Some years later, I saw an advertisement that Eva Lundgren, who had made this interview with Helen, was coming to the university of Lund, close to where I live, to give a lecture there. I went there to listen, and after the lecture, I asked Eva Lundgren quite a lot of questions about Helen and Mikael. Eva Lundgren told me that when Helen got very unhappy in her marriage, Mikael had taken her to the United States, where they had had some marriage therapy given by someone who was affiliated with a religious university. Helen was told by the therapist that her unhappiness in her marriage was caused by the fact that she was too defiant. She had to learn submissiveness, otherwise she could never be happy. And Mikael had to help her become submissive by being even stricter with her.

Eva Lundgren also said that after the interview with Helen had been aired on Norwegian radio, she had been contacted by angry members of Helen and Mikael's congregation.

“I can imagine they were angry,” I told Eva Lundgren. “I take it they insisted that what Helen had said on the radio was all lies.”

“Oh no, they didn't say that,” Eva Lundgren replied. “They didn't deny anything that Helen had said. No, they were angry because I had not made the radio listeners understand that Helen really was so full of demons that Mikael just had to treat her the way he did."

I understand – believe me, I do – that Mikael and Helen's case is an extreme one. After all, I grew up around religious people, and I never saw any signs of wife battery or any other signs of abuse. On the contrary, most of the marriages of the religious people I met seemed to be very happy ones.

But if you make the submissiveness of women a cornerstone of what Christianity is supposed to be, then you lay the foundations for more cases like Helen and Mikael. I really think you do.

As I said, I don't believe that there is life after death. If you believe that there is, and if the submissiveness of women is what it takes to get people, both men and women, to enter into the kingdom of heaven and live there in complete happiness for eternity in the life that comes after this one, then the oppression of women is a small price to pay for such a glorious reward.

But if there is no reward after death, then the oppression of women happened for nothing. The women suffered for nothing.

And who is to say that the oppression of women, or even the submissiveness of women, is so important? Who says that the kingdom of heaven is open only to those men who rule over their women, and to those women who obey their husbands? Jesus didn't say that. Jesus never said that.

Some Christian people seem to think that “family values” is the pinnacle of good morality. The way I understand “family values”, they seem to mean that women should devote their lives entirely to their husbands and children, and they should think of themselves purely as wives, mothers and housewives.

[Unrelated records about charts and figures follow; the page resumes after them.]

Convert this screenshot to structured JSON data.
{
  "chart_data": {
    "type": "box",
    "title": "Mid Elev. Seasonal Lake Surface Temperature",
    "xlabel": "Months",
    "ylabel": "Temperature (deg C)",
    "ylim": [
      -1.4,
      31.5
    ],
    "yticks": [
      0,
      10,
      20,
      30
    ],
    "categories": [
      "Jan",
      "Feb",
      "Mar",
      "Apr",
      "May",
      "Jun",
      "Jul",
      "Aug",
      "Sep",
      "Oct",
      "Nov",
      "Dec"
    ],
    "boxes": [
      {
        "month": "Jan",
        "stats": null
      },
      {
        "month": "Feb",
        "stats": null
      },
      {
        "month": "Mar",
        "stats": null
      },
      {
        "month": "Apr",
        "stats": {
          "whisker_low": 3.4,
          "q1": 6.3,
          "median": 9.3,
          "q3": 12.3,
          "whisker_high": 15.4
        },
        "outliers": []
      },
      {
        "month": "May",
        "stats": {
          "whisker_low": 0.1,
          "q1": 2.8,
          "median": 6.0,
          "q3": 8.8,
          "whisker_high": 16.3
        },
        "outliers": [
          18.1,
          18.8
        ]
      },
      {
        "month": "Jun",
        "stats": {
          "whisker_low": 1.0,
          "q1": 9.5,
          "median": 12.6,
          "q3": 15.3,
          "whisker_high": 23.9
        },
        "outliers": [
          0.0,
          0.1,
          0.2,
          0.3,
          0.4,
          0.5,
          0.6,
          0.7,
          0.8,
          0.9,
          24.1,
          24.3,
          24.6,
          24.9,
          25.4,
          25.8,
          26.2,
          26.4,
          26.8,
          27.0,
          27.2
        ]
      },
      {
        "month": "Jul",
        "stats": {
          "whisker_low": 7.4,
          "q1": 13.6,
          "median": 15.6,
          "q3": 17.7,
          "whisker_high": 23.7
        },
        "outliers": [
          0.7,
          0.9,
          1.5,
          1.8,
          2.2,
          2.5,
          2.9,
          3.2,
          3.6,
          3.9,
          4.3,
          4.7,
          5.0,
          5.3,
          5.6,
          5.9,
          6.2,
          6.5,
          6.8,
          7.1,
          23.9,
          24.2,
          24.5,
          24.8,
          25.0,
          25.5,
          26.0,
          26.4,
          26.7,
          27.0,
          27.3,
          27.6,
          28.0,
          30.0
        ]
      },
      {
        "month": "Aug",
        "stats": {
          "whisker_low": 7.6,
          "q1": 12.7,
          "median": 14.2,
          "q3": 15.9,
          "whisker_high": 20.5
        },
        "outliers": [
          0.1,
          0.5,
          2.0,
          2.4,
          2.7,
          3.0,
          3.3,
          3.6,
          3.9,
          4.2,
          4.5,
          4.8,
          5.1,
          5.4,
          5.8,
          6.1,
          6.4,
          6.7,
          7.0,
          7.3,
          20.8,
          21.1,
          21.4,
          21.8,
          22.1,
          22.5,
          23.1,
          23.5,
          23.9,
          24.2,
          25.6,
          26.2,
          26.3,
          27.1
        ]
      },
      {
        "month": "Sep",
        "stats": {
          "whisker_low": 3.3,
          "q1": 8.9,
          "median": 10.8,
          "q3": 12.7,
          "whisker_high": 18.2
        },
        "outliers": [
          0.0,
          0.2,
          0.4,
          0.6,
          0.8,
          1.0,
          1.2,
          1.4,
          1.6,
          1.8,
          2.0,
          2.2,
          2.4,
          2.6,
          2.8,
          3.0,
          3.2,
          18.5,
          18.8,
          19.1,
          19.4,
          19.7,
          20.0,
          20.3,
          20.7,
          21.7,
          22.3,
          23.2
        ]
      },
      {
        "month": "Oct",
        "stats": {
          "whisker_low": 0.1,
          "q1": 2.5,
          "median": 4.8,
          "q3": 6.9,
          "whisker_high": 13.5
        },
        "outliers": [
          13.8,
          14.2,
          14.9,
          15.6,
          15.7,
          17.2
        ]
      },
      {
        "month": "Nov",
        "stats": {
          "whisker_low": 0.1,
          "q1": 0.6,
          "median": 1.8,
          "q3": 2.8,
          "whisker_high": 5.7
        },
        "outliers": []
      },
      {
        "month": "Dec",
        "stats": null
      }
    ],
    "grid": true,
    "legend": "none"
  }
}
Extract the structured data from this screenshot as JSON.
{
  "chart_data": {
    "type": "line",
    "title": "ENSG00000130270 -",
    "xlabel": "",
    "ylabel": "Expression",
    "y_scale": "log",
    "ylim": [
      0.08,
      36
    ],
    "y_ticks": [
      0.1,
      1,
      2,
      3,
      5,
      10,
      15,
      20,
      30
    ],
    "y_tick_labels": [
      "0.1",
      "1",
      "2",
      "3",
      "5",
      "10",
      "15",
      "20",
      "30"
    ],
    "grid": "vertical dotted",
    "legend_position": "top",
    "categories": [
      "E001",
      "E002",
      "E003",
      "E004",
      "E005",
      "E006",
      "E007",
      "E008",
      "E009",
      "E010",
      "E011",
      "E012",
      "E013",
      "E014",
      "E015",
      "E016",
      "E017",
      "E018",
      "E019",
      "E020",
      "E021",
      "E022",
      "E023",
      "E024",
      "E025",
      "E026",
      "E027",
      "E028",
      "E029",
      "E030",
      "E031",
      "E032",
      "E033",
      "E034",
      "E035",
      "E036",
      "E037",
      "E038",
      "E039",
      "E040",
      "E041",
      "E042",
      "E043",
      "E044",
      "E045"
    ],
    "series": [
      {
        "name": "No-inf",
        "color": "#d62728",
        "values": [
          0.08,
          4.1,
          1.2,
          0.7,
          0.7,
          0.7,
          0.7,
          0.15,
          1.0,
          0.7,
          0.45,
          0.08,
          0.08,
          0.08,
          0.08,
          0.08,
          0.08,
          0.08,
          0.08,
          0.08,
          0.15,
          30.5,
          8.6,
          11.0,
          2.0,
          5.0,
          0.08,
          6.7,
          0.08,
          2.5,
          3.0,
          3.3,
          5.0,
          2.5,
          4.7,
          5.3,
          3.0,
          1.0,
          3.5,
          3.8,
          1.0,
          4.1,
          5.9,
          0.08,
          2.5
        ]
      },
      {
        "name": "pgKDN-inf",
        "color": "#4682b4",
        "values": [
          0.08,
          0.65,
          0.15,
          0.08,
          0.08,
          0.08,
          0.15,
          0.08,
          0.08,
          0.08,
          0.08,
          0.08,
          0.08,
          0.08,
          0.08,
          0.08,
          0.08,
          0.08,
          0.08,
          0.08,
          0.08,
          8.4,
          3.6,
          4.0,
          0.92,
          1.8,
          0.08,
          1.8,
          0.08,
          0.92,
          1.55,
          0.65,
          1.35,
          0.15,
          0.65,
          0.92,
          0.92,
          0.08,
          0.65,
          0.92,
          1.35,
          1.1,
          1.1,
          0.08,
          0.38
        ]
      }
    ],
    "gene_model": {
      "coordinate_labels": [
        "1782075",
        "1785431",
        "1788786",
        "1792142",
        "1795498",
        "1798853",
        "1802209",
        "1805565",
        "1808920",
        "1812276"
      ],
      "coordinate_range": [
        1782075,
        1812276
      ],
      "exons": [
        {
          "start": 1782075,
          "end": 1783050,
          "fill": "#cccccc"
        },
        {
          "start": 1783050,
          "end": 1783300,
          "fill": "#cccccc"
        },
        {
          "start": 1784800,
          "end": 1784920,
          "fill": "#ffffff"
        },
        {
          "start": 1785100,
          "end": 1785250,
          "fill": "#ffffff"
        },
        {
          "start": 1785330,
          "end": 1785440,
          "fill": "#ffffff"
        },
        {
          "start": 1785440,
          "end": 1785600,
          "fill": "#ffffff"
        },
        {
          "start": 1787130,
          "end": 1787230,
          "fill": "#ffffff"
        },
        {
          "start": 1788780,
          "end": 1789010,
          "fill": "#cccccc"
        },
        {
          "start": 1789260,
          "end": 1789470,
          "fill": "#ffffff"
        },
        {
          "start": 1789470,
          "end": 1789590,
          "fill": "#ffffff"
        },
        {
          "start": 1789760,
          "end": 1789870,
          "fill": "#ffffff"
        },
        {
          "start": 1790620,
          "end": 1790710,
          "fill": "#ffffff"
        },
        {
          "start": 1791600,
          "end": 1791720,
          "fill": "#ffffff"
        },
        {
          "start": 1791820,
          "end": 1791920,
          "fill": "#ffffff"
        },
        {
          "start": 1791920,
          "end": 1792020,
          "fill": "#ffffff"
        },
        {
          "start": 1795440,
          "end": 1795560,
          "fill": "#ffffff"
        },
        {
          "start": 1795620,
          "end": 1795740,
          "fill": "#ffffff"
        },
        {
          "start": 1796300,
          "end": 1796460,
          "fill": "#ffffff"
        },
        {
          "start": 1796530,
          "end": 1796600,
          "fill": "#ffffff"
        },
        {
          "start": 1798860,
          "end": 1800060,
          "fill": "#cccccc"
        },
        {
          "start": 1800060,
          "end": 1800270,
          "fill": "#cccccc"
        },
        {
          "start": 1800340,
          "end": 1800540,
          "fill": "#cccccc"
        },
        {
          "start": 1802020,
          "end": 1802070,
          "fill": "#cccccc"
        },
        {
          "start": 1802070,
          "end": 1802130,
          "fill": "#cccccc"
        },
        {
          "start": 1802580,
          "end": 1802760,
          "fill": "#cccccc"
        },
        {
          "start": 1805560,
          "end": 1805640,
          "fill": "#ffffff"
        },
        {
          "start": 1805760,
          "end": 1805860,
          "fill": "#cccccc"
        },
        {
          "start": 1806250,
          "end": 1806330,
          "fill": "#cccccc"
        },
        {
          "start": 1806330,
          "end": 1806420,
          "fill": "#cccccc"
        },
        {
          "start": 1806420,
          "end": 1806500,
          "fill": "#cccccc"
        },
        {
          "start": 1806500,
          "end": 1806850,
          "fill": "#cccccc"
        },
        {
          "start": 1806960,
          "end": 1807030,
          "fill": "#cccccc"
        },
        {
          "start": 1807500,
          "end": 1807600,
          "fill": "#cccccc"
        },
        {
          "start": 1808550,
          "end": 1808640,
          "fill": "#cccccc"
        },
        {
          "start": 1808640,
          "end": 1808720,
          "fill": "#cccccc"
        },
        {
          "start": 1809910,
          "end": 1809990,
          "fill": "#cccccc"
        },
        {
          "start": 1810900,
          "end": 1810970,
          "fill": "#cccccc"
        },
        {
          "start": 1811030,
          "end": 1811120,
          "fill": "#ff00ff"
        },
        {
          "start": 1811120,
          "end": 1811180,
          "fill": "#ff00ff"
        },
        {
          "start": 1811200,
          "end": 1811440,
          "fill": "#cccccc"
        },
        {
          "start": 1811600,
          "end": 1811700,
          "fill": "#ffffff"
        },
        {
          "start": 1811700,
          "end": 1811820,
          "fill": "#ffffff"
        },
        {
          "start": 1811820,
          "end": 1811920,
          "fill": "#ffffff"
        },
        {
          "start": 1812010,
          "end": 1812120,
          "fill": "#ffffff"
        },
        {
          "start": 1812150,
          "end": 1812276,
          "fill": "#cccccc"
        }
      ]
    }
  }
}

No, please, I don't have anything against women who do this because they want to. I object to the implied pressure. If “family values” is the highest morality of a society, and if family values primarily means that a woman should devote herself fully to her family, then she isn't a good woman if she doesn't do that. Now that's the idea and the pressure that I object to.

And Jesus never said that a woman's job and station in life is to be a wife. He never said that! Never! He never talked about family values in the sense that a woman's place is in the home. He never said it! Never! And he never said that women must obey! In fact, when you read the Bible, you can see that Jesus interacts with a lot of women, but none of them are described as somebody's wife. In fact, all these women that Jesus interacts with seem to be more or less unattached to a man. And Jesus never says that they ought to go home and get married and stay at home and do wifely things.

So I think I'm entitled to asking why it is so important that women should get married, stay at home and obey their husbands in the name of Jesus Christ, when Jesus never said that women should do anything like that in the first place.